Product Hunt–style comments (not star reviews)
  • No comments yet — start the thread.
general reviews

Ratings

4.831 reviews
  • Pratham Ware· Dec 20, 2024

    I recommend sprint-plan for anyone iterating fast on agent tooling; clear intent and a small, reviewable surface area.

  • Anika Srinivasan· Dec 20, 2024

    We added sprint-plan from the explainx registry; install was straightforward and the SKILL.md answered most questions upfront.

  • Omar Desai· Dec 8, 2024

    Keeps context tight: sprint-plan is the kind of skill you can hand to a new teammate without a long onboarding doc.

  • Emma Jackson· Nov 27, 2024

    sprint-plan is among the better-maintained entries we tried; worth keeping pinned for repeat workflows.

  • James Chen· Nov 19, 2024

    I recommend sprint-plan for anyone iterating fast on agent tooling; clear intent and a small, reviewable surface area.

  • Yusuf Agarwal· Nov 11, 2024

    Useful defaults in sprint-plan — fewer surprises than typical one-off scripts, and it plays nicely with `npx skills` flows.

  • Emma Park· Oct 18, 2024

    sprint-plan fits our agent workflows well — practical, well scoped, and easy to wire into existing repos.

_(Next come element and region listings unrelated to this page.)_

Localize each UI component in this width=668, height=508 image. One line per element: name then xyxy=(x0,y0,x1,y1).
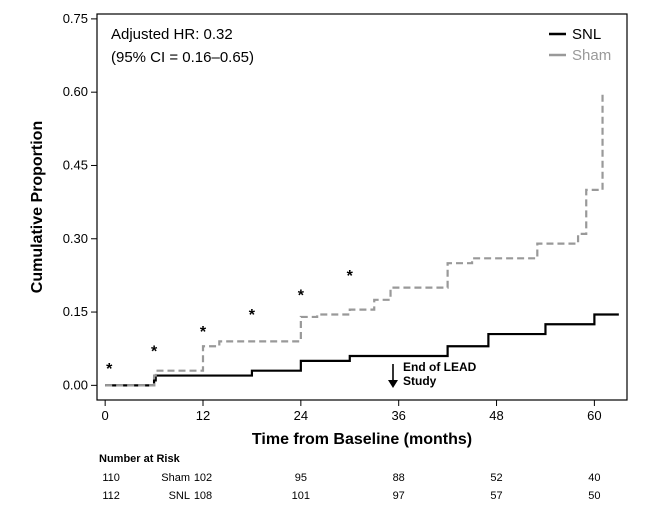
significance-star: * xyxy=(106,361,113,378)
risk-table: Number at Risk Sham 110 102 95 88 52 40 SNL 112 1… xyxy=(99,453,601,502)
significance-star: * xyxy=(298,288,305,305)
y-axis-title: Cumulative Proportion xyxy=(29,121,46,293)
significance-markers: * * * * * * xyxy=(106,268,354,378)
significance-star: * xyxy=(151,344,158,361)
x-axis-title: Time from Baseline (months) xyxy=(252,431,472,448)
x-tick-label: 24 xyxy=(294,408,308,423)
y-tick-label: 0.75 xyxy=(63,11,88,26)
series-snl-line xyxy=(105,313,619,387)
significance-star: * xyxy=(249,307,256,324)
legend: SNL Sham xyxy=(549,26,611,64)
series-layer xyxy=(105,92,619,387)
end-of-study-marker: End of LEAD Study xyxy=(388,360,477,388)
x-axis: 0 12 24 36 48 60 xyxy=(102,400,602,423)
y-tick-label: 0.30 xyxy=(63,231,88,246)
risk-value: 88 xyxy=(393,472,405,484)
risk-value: 110 xyxy=(102,472,120,484)
risk-row-label: Sham xyxy=(161,472,190,484)
x-tick-label: 12 xyxy=(196,408,210,423)
x-tick-label: 60 xyxy=(587,408,601,423)
risk-value: 95 xyxy=(295,472,307,484)
risk-value: 101 xyxy=(292,490,310,502)
plot-frame xyxy=(96,13,628,401)
risk-value: 112 xyxy=(102,490,120,502)
legend-label-sham: Sham xyxy=(572,47,611,64)
y-tick-label: 0.00 xyxy=(63,377,88,392)
y-tick-label: 0.60 xyxy=(63,84,88,99)
risk-value: 108 xyxy=(194,490,212,502)
significance-star: * xyxy=(347,268,354,285)
risk-value: 57 xyxy=(490,490,502,502)
y-tick-label: 0.45 xyxy=(63,157,88,172)
end-label-line1: End of LEAD xyxy=(403,360,477,374)
y-tick-label: 0.15 xyxy=(63,304,88,319)
risk-value: 97 xyxy=(393,490,405,502)
significance-star: * xyxy=(200,324,207,341)
risk-value: 52 xyxy=(490,472,502,484)
hr-annotation: Adjusted HR: 0.32 xyxy=(111,26,233,43)
y-axis: 0.00 0.15 0.30 0.45 0.60 0.75 xyxy=(63,11,97,392)
risk-value: 102 xyxy=(194,472,212,484)
risk-table-title: Number at Risk xyxy=(99,453,181,465)
legend-label-snl: SNL xyxy=(572,26,601,43)
end-arrow-head xyxy=(388,380,398,388)
x-tick-label: 48 xyxy=(489,408,503,423)
x-tick-label: 36 xyxy=(391,408,405,423)
x-tick-label: 0 xyxy=(102,408,109,423)
risk-row-label: SNL xyxy=(169,490,190,502)
series-sham-line xyxy=(105,92,604,387)
risk-value: 40 xyxy=(588,472,600,484)
end-label-line2: Study xyxy=(403,374,437,388)
ci-annotation: (95% CI = 0.16–0.65) xyxy=(111,49,254,66)
risk-value: 50 xyxy=(588,490,600,502)
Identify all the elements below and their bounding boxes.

  • James Okafor· Oct 10, 2024

    sprint-plan reduced setup friction for our internal harness; good balance of opinion and flexibility.

  • Ishan Farah· Oct 2, 2024

    sprint-plan has been reliable in day-to-day use. Documentation quality is above average for community skills.

  • Soo Sanchez· Sep 25, 2024

    We added sprint-plan from the explainx registry; install was straightforward and the SKILL.md answered most questions upfront.